Hunter S. Rhodes is a graduate of Vanderbilt Divinity School where he received his Master of Divinity with a concentration in Black Religion and Culture Studies and the Kelly Miller Smith Institute Certificate in Black Church Studies. Born in Jackson, Tennessee, Hunter has been in Memphis essentially his whole life, minus his time at Vanderbilt between 2017-2020, and he is happy to now be back in the city that raised him. Prior to Vanderbilt, Hunter received his Bachelor of Arts in Philosophy and English Literature from University of Memphis.
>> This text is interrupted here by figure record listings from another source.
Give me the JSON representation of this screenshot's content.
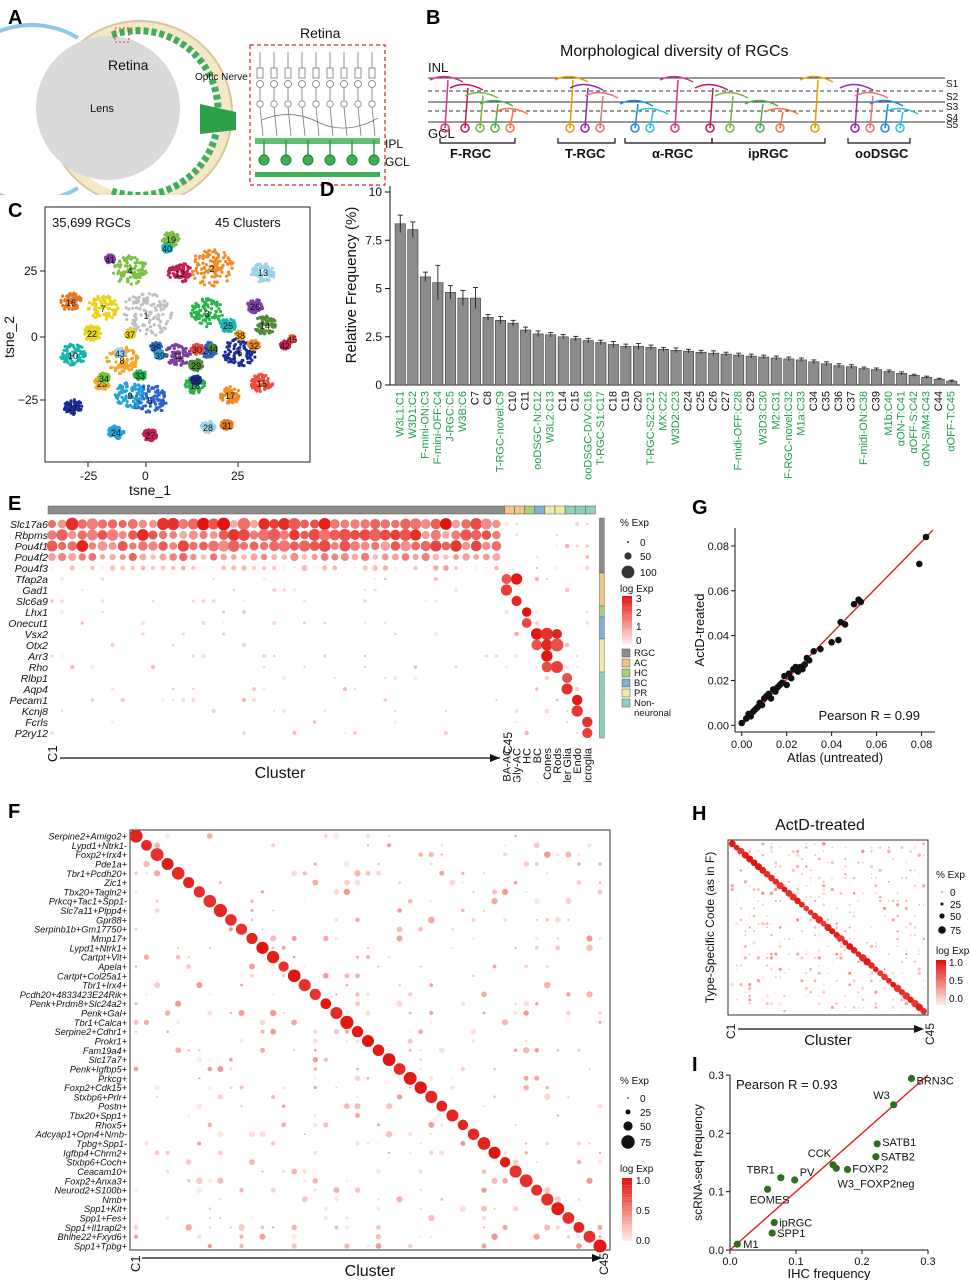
{
  "panels": {
    "A": {
      "letter": "A",
      "retina": "Retina",
      "lens": "Lens",
      "optic_nerve": "Optic Nerve",
      "zoom_title": "Retina",
      "ipl": "IPL",
      "gcl": "GCL"
    },
    "B": {
      "letter": "B",
      "title": "Morphological diversity of RGCs",
      "inl": "INL",
      "gcl": "GCL",
      "strata": [
        "S1",
        "S2",
        "S3",
        "S4",
        "S5"
      ],
      "groups": [
        "F-RGC",
        "T-RGC",
        "α-RGC",
        "ipRGC",
        "ooDSGC"
      ]
    },
    "C": {
      "letter": "C",
      "count": "35,699 RGCs",
      "clusters": "45 Clusters",
      "xlabel": "tsne_1",
      "ylabel": "tsne_2",
      "xticks": [
        "-25",
        "0",
        "25"
      ],
      "yticks": [
        "25",
        "0",
        "−25"
      ],
      "cluster_labels": [
        "1",
        "2",
        "3",
        "4",
        "5",
        "6",
        "7",
        "8",
        "9",
        "10",
        "11",
        "12",
        "13",
        "14",
        "15",
        "16",
        "17",
        "18",
        "19",
        "20",
        "21",
        "22",
        "23",
        "24",
        "25",
        "26",
        "27",
        "28",
        "29",
        "30",
        "31",
        "32",
        "33",
        "34",
        "35",
        "36",
        "37",
        "38",
        "39",
        "40",
        "41",
        "42",
        "43",
        "44",
        "45"
      ]
    },
    "D": {
      "letter": "D"
    },
    "E": {
      "letter": "E",
      "genes": [
        "Slc17a6",
        "Rbpms",
        "Pou4f1",
        "Pou4f2",
        "Pou4f3",
        "Tfap2a",
        "Gad1",
        "Slc6a9",
        "Lhx1",
        "Onecut1",
        "Vsx2",
        "Otx2",
        "Arr3",
        "Rho",
        "Rlbp1",
        "Aqp4",
        "Pecam1",
        "Kcnj8",
        "Fcrls",
        "P2ry12"
      ],
      "x_start": "C1",
      "x_end": "C45",
      "xlabel": "Cluster",
      "class_labels": [
        "GABA-AC",
        "Gly-AC",
        "HC",
        "BC",
        "Cones",
        "Rods",
        "Muller Glia",
        "Endo",
        "Microglia"
      ],
      "legend_pct_title": "% Exp",
      "legend_pct": [
        "0",
        "50",
        "100"
      ],
      "legend_log_title": "log Exp",
      "legend_log": [
        "3",
        "2",
        "1",
        "0"
      ],
      "classes": [
        "RGC",
        "AC",
        "HC",
        "BC",
        "PR",
        "Non-\nneuronal"
      ],
      "class_colors": [
        "#8c8c8c",
        "#f0c58a",
        "#a9cf7a",
        "#7fb0d8",
        "#f2e8a8",
        "#8fd1b8"
      ]
    },
    "F": {
      "letter": "F",
      "codes": [
        "Serpine2+Amigo2+",
        "Lypd1+Ntrk1-",
        "Foxp2+Irx4+",
        "Pde1a+",
        "Tbr1+Pcdh20+",
        "Zic1+",
        "Tbx20+Tagln2+",
        "Prkcq+Tac1+Spp1-",
        "Slc7a11+Plpp4+",
        "Gpr88+",
        "Serpinb1b+Gm17750+",
        "Mmp17+",
        "Lypd1+Ntrk1+",
        "Cartpt+Vit+",
        "Apela+",
        "Cartpt+Col25a1+",
        "Tbr1+Irx4+",
        "Pcdh20+4833423E24Rik+",
        "Penk+Prdm8+Slc24a2+",
        "Penk+Gal+",
        "Tbr1+Calca+",
        "Serpine2+Cdhr1+",
        "Prokr1+",
        "Fam19a4+",
        "Slc17a7+",
        "Penk+Igfbp5+",
        "Prkcg+",
        "Foxp2+Cdk15+",
        "Stxbp6+Prlr+",
        "Postn+",
        "Tbx20+Spp1+",
        "Rhox5+",
        "Adcyap1+Opn4+Nmb-",
        "Tpbg+Spp1-",
        "Igfbp4+Chrm2+",
        "Stxbp6+Coch+",
        "Ceacam10+",
        "Foxp2+Anxa3+",
        "Neurod2+S100b+",
        "Nmb+",
        "Spp1+Kit+",
        "Spp1+Fes+",
        "Spp1+Il1rapl2+",
        "Bhlhe22+Fxyd6+",
        "Spp1+Tpbg+"
      ],
      "x_start": "C1",
      "x_end": "C45",
      "xlabel": "Cluster",
      "legend_pct_title": "% Exp",
      "legend_pct": [
        "0",
        "25",
        "50",
        "75"
      ],
      "legend_log_title": "log Exp",
      "legend_log": [
        "1.0",
        "0.5",
        "0.0"
      ]
    },
    "G": {
      "letter": "G",
      "annotation": "Pearson R = 0.99",
      "xlabel": "Atlas (untreated)",
      "ylabel": "ActD-treated",
      "xticks": [
        "0.00",
        "0.02",
        "0.04",
        "0.06",
        "0.08"
      ],
      "yticks": [
        "0.00",
        "0.02",
        "0.04",
        "0.06",
        "0.08"
      ]
    },
    "H": {
      "letter": "H",
      "title": "ActD-treated",
      "ylabel": "Type-Specific Code (as in F)",
      "xlabel": "Cluster",
      "x_start": "C1",
      "x_end": "C45",
      "legend_pct_title": "% Exp",
      "legend_pct": [
        "0",
        "25",
        "50",
        "75"
      ],
      "legend_log_title": "log Exp",
      "legend_log": [
        "1.0",
        "0.5",
        "0.0"
      ]
    },
    "I": {
      "letter": "I"
    }
  },
  "chart_data": [
    {
      "panel": "D",
      "type": "bar",
      "ylabel": "Relative Frequency (%)",
      "ylim": [
        0,
        10
      ],
      "yticks": [
        0,
        2.5,
        5,
        7.5,
        10
      ],
      "categories": [
        "W3L1:C1",
        "W3D1:C2",
        "F-mini-ON:C3",
        "F-mini-OFF:C4",
        "J-RGC:C5",
        "W3B:C6",
        "C7",
        "C8",
        "T-RGC-novel:C9",
        "C10",
        "C11",
        "ooDSGC-N:C12",
        "W3L2:C13",
        "C14",
        "C15",
        "ooDSGC-D/V:C16",
        "T-RGC-S1:C17",
        "C18",
        "C19",
        "C20",
        "T-RGC-S2:C21",
        "MX:C22",
        "W3D2:C23",
        "C24",
        "C25",
        "C26",
        "C27",
        "F-midi-OFF:C28",
        "C29",
        "W3D3:C30",
        "M2:C31",
        "F-RGC-novel:C32",
        "M1a:C33",
        "C34",
        "C35",
        "C36",
        "C37",
        "F-midi-ON:C38",
        "C39",
        "M1b:C40",
        "αON-T:C41",
        "αOFF-S:C42",
        "αON-S/M4:C43",
        "C44",
        "αOFF-T:C45"
      ],
      "green_labels": [
        "W3L1:C1",
        "W3D1:C2",
        "F-mini-ON:C3",
        "F-mini-OFF:C4",
        "J-RGC:C5",
        "W3B:C6",
        "T-RGC-novel:C9",
        "ooDSGC-N:C12",
        "W3L2:C13",
        "ooDSGC-D/V:C16",
        "T-RGC-S1:C17",
        "T-RGC-S2:C21",
        "MX:C22",
        "W3D2:C23",
        "F-midi-OFF:C28",
        "W3D3:C30",
        "M2:C31",
        "F-RGC-novel:C32",
        "M1a:C33",
        "F-midi-ON:C38",
        "M1b:C40",
        "αON-T:C41",
        "αOFF-S:C42",
        "αON-S/M4:C43",
        "αOFF-T:C45"
      ],
      "values": [
        8.35,
        8.05,
        5.6,
        5.3,
        4.8,
        4.5,
        4.5,
        3.5,
        3.35,
        3.2,
        2.85,
        2.65,
        2.6,
        2.5,
        2.4,
        2.3,
        2.2,
        2.1,
        2.0,
        2.0,
        1.95,
        1.85,
        1.8,
        1.75,
        1.7,
        1.65,
        1.6,
        1.55,
        1.5,
        1.45,
        1.4,
        1.35,
        1.3,
        1.2,
        1.1,
        1.0,
        0.95,
        0.85,
        0.8,
        0.7,
        0.6,
        0.5,
        0.4,
        0.3,
        0.2
      ],
      "errors": [
        0.45,
        0.4,
        0.25,
        0.9,
        0.35,
        0.4,
        0.55,
        0.15,
        0.2,
        0.15,
        0.15,
        0.15,
        0.12,
        0.12,
        0.12,
        0.12,
        0.12,
        0.15,
        0.12,
        0.15,
        0.12,
        0.1,
        0.12,
        0.1,
        0.1,
        0.12,
        0.1,
        0.1,
        0.1,
        0.1,
        0.1,
        0.1,
        0.1,
        0.1,
        0.1,
        0.1,
        0.1,
        0.08,
        0.08,
        0.08,
        0.08,
        0.06,
        0.06,
        0.05,
        0.05
      ]
    },
    {
      "panel": "G",
      "type": "scatter",
      "xlabel": "Atlas (untreated)",
      "ylabel": "ActD-treated",
      "xlim": [
        -0.003,
        0.086
      ],
      "ylim": [
        -0.003,
        0.088
      ],
      "points": [
        [
          0.0,
          0.001
        ],
        [
          0.002,
          0.003
        ],
        [
          0.003,
          0.005
        ],
        [
          0.004,
          0.004
        ],
        [
          0.005,
          0.006
        ],
        [
          0.006,
          0.007
        ],
        [
          0.007,
          0.008
        ],
        [
          0.008,
          0.01
        ],
        [
          0.009,
          0.009
        ],
        [
          0.01,
          0.012
        ],
        [
          0.011,
          0.013
        ],
        [
          0.012,
          0.014
        ],
        [
          0.013,
          0.012
        ],
        [
          0.014,
          0.016
        ],
        [
          0.015,
          0.015
        ],
        [
          0.016,
          0.017
        ],
        [
          0.017,
          0.018
        ],
        [
          0.018,
          0.019
        ],
        [
          0.019,
          0.022
        ],
        [
          0.02,
          0.018
        ],
        [
          0.021,
          0.023
        ],
        [
          0.022,
          0.021
        ],
        [
          0.023,
          0.025
        ],
        [
          0.024,
          0.026
        ],
        [
          0.025,
          0.024
        ],
        [
          0.026,
          0.026
        ],
        [
          0.027,
          0.025
        ],
        [
          0.028,
          0.027
        ],
        [
          0.029,
          0.03
        ],
        [
          0.03,
          0.029
        ],
        [
          0.032,
          0.033
        ],
        [
          0.035,
          0.034
        ],
        [
          0.04,
          0.037
        ],
        [
          0.043,
          0.038
        ],
        [
          0.044,
          0.046
        ],
        [
          0.046,
          0.045
        ],
        [
          0.05,
          0.054
        ],
        [
          0.052,
          0.056
        ],
        [
          0.053,
          0.055
        ],
        [
          0.079,
          0.072
        ],
        [
          0.082,
          0.084
        ]
      ],
      "fit": [
        [
          0.0,
          0.0
        ],
        [
          0.085,
          0.087
        ]
      ]
    },
    {
      "panel": "I",
      "type": "scatter",
      "title": "Pearson R = 0.93",
      "xlabel": "IHC frequency",
      "ylabel": "scRNA-seq frequency",
      "xlim": [
        0,
        0.3
      ],
      "ylim": [
        0,
        0.3
      ],
      "xticks": [
        "0.0",
        "0.1",
        "0.2",
        "0.3"
      ],
      "yticks": [
        "0.0",
        "0.1",
        "0.2",
        "0.3"
      ],
      "points": [
        {
          "label": "BRN3C",
          "x": 0.275,
          "y": 0.294
        },
        {
          "label": "W3",
          "x": 0.248,
          "y": 0.249
        },
        {
          "label": "SATB1",
          "x": 0.223,
          "y": 0.182
        },
        {
          "label": "SATB2",
          "x": 0.221,
          "y": 0.16
        },
        {
          "label": "CCK",
          "x": 0.156,
          "y": 0.146
        },
        {
          "label": "FOXP2",
          "x": 0.161,
          "y": 0.14
        },
        {
          "label": "W3_FOXP2neg",
          "x": 0.178,
          "y": 0.138
        },
        {
          "label": "PV",
          "x": 0.098,
          "y": 0.12
        },
        {
          "label": "TBR1",
          "x": 0.077,
          "y": 0.124
        },
        {
          "label": "EOMES",
          "x": 0.057,
          "y": 0.104
        },
        {
          "label": "ipRGC",
          "x": 0.067,
          "y": 0.047
        },
        {
          "label": "SPP1",
          "x": 0.064,
          "y": 0.029
        },
        {
          "label": "M1",
          "x": 0.011,
          "y": 0.01
        }
      ],
      "fit": [
        [
          0.0,
          -0.005
        ],
        [
          0.3,
          0.308
        ]
      ]
    }
  ]
}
He is excited for the opportunity, made possible in part through the generosity of the Public Theology and Racial Justice Collaborative, to be able to pursue a project at the intersection of his passions: woodworking, history, ethics, language, and social justice. Through these intersections of interest, he hopes to demonstrate that our history as Americans, especially for those of us in the South, is quite murky, but through the uncovering of stories of past and present people who made a way out of no way, we can have hope for a more just and equitable future.
When Hunter is not researching, you can find him either teaching high school history or in his own shop building furniture and whatever else needs to be made. On the weekends he is spending time with his wife-to-be, Emma, and their beagle, Murphy. Wherever you may encounter him, Hunter hopes that he, in all areas, can live out the call of Micah 6:8 to do justice, love mercy, and walk humbly with God.